This year, that's a tough job.

But Plouffe let supporters and reporters in on a bloc of votes out there which haven't shown up in the polls, but could make a huge difference. Yup, those un-likely voters.

Plouffe explains, "Tens of thousands of people right now in Iowa are no threat to vote for (Republican gubernatorial candidate) Terry Branstad or (incumbent Republican U.S. Senator) Chuck Grassley or any Republican but they're no committed to voting."

If these unlikely, unmotivated voters can be reached in a one-to-one way (preferably by some they know or in their neighborhood), Plouffe says those folks can be turned into likely Democratic votes.
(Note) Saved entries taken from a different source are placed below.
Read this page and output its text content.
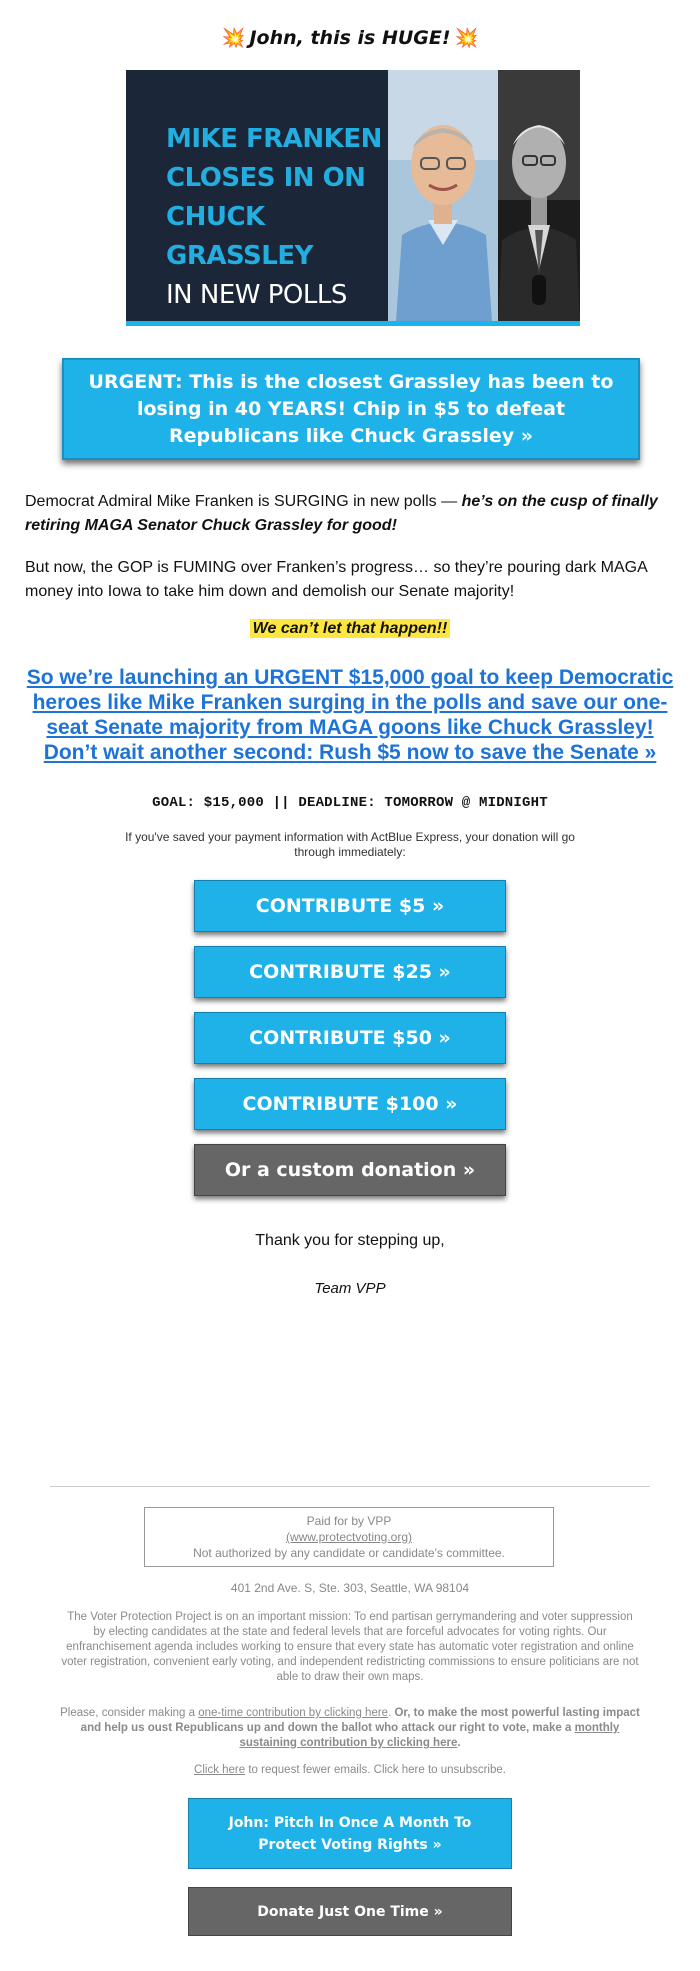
💥 John, this is HUGE! 💥
MIKE FRANKEN
CLOSES IN ON
CHUCK GRASSLEY
IN NEW POLLS
URGENT: This is the closest Grassley has been to losing in 40 YEARS! Chip in $5 to defeat Republicans like Chuck Grassley »
Democrat Admiral Mike Franken is SURGING in new polls — he’s on the cusp of finally retiring MAGA Senator Chuck Grassley for good!
But now, the GOP is FUMING over Franken’s progress… so they’re pouring dark MAGA money into Iowa to take him down and demolish our Senate majority!
We can’t let that happen!!
So we’re launching an URGENT $15,000 goal to keep Democratic heroes like Mike Franken surging in the polls and save our one-seat Senate majority from MAGA goons like Chuck Grassley! Don’t wait another second: Rush $5 now to save the Senate »
GOAL: $15,000 || DEADLINE: TOMORROW @ MIDNIGHT
If you've saved your payment information with ActBlue Express, your donation will go through immediately:
CONTRIBUTE $5 »
CONTRIBUTE $25 »
CONTRIBUTE $50 »
CONTRIBUTE $100 »
Or a custom donation »
Thank you for stepping up,
Team VPP
Paid for by VPP
(www.protectvoting.org)
Not authorized by any candidate or candidate's committee.
401 2nd Ave. S, Ste. 303, Seattle, WA 98104
The Voter Protection Project is on an important mission: To end partisan gerrymandering and voter suppression by electing candidates at the state and federal levels that are forceful advocates for voting rights. Our enfranchisement agenda includes working to ensure that every state has automatic voter registration and online voter registration, convenient early voting, and independent redistricting commissions to ensure politicians are not able to draw their own maps.
Please, consider making a one-time contribution by clicking here. Or, to make the most powerful lasting impact and help us oust Republicans up and down the ballot who attack our right to vote, make a monthly sustaining contribution by clicking here.
Click here to request fewer emails. Click here to unsubscribe.
John: Pitch In Once A Month To Protect Voting Rights »
Donate Just One Time »
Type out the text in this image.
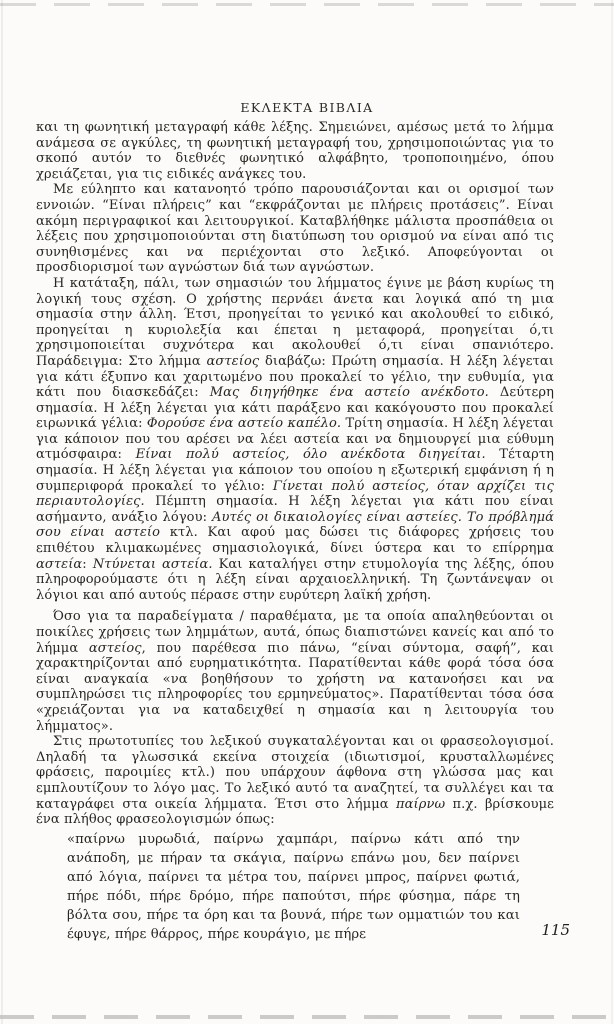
ΕΚΛΕΚΤΑ ΒΙΒΛΙΑ

και τη φωνητική μεταγραφή κάθε λέξης. Σημειώνει, αμέσως μετά το λήμμα ανάμεσα σε αγκύλες, τη φωνητική μεταγραφή του, χρησιμοποιώντας για το σκοπό αυτόν το διεθνές φωνητικό αλφάβητο, τροποποιημένο, όπου χρειάζεται, για τις ειδικές ανάγκες του.

Με εύληπτο και κατανοητό τρόπο παρουσιάζονται και οι ορισμοί των εννοιών. “Είναι πλήρεις” και “εκφράζονται με πλήρεις προτάσεις”. Είναι ακόμη περιγραφικοί και λειτουργικοί. Καταβλήθηκε μάλιστα προσπάθεια οι λέξεις που χρησιμοποιούνται στη διατύπωση του ορισμού να είναι από τις συνηθισμένες και να περιέχονται στο λεξικό. Αποφεύγονται οι προσδιορισμοί των αγνώστων διά των αγνώστων.

Η κατάταξη, πάλι, των σημασιών του λήμματος έγινε με βάση κυρίως τη λογική τους σχέση. Ο χρήστης περνάει άνετα και λογικά από τη μια σημασία στην άλλη. Έτσι, προηγείται το γενικό και ακολουθεί το ειδικό, προηγείται η κυριολεξία και έπεται η μεταφορά, προηγείται ό,τι χρησιμοποιείται συχνότερα και ακολουθεί ό,τι είναι σπανιότερο. Παράδειγμα: Στο λήμμα αστείος διαβάζω: Πρώτη σημασία. Η λέξη λέγεται για κάτι έξυπνο και χαριτωμένο που προκαλεί το γέλιο, την ευθυμία, για κάτι που διασκεδάζει: Μας διηγήθηκε ένα αστείο ανέκδοτο. Δεύτερη σημασία. Η λέξη λέγεται για κάτι παράξενο και κακόγουστο που προκαλεί ειρωνικά γέλια: Φορούσε ένα αστείο καπέλο. Τρίτη σημασία. Η λέξη λέγεται για κάποιον που του αρέσει να λέει αστεία και να δημιουργεί μια εύθυμη ατμόσφαιρα: Είναι πολύ αστείος, όλο ανέκδοτα διηγείται. Τέταρτη σημασία. Η λέξη λέγεται για κάποιον του οποίου η εξωτερική εμφάνιση ή η συμπεριφορά προκαλεί το γέλιο: Γίνεται πολύ αστείος, όταν αρχίζει τις περιαυτολογίες. Πέμπτη σημασία. Η λέξη λέγεται για κάτι που είναι ασήμαντο, ανάξιο λόγου: Αυτές οι δικαιολογίες είναι αστείες. Το πρόβλημά σου είναι αστείο κτλ. Και αφού μας δώσει τις διάφορες χρήσεις του επιθέτου κλιμακωμένες σημασιολογικά, δίνει ύστερα και το επίρρημα αστεία: Ντύνεται αστεία. Και καταλήγει στην ετυμολογία της λέξης, όπου πληροφορούμαστε ότι η λέξη είναι αρχαιοελληνική. Τη ζωντάνεψαν οι λόγιοι και από αυτούς πέρασε στην ευρύτερη λαϊκή χρήση.

Όσο για τα παραδείγματα / παραθέματα, με τα οποία απαληθεύονται οι ποικίλες χρήσεις των λημμάτων, αυτά, όπως διαπιστώνει κανείς και από το λήμμα αστείος, που παρέθεσα πιο πάνω, “είναι σύντομα, σαφή”, και χαρακτηρίζονται από ευρηματικότητα. Παρατίθενται κάθε φορά τόσα όσα είναι αναγκαία «να βοηθήσουν το χρήστη να κατανοήσει και να συμπληρώσει τις πληροφορίες του ερμηνεύματος». Παρατίθενται τόσα όσα «χρειάζονται για να καταδειχθεί η σημασία και η λειτουργία του λήμματος».

Στις πρωτοτυπίες του λεξικού συγκαταλέγονται και οι φρασεολογισμοί. Δηλαδή τα γλωσσικά εκείνα στοιχεία (ιδιωτισμοί, κρυσταλλωμένες φράσεις, παροιμίες κτλ.) που υπάρχουν άφθονα στη γλώσσα μας και εμπλουτίζουν το λόγο μας. Το λεξικό αυτό τα αναζητεί, τα συλλέγει και τα καταγράφει στα οικεία λήμματα. Έτσι στο λήμμα παίρνω π.χ. βρίσκουμε ένα πλήθος φρασεολογισμών όπως:

«παίρνω μυρωδιά, παίρνω χαμπάρι, παίρνω κάτι από την ανάποδη, με πήραν τα σκάγια, παίρνω επάνω μου, δεν παίρνει από λόγια, παίρνει τα μέτρα του, παίρνει μπρος, παίρνει φωτιά, πήρε πόδι, πήρε δρόμο, πήρε παπούτσι, πήρε φύσημα, πάρε τη βόλτα σου, πήρε τα όρη και τα βουνά, πήρε των ομματιών του και έφυγε, πήρε θάρρος, πήρε κουράγιο, με πήρε	115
How does Plouffe know that? 2008.

Many of the twenty-million new voters who cast votes two-years ago and helped propel Barack Obama to the White House, the Plouffe-led OFA is still reaching out to. So are state party organizations.

"We know our sporadic Democratic voters are going to vote the top of that ticket, if we can get those ballots to 'em. And we know how to get those ballots to them," says Iowa Democratic Party chairwoman Sue Dvorsky.

And Plouffe says the same scenario plays out in every state. "If we can get Democratic vote totals up just a little bit we're going to win some close races."

All of them? Plouffe did NOT go there, but he sees a better day for Democrats if they claim the independents and the "un-likely votes."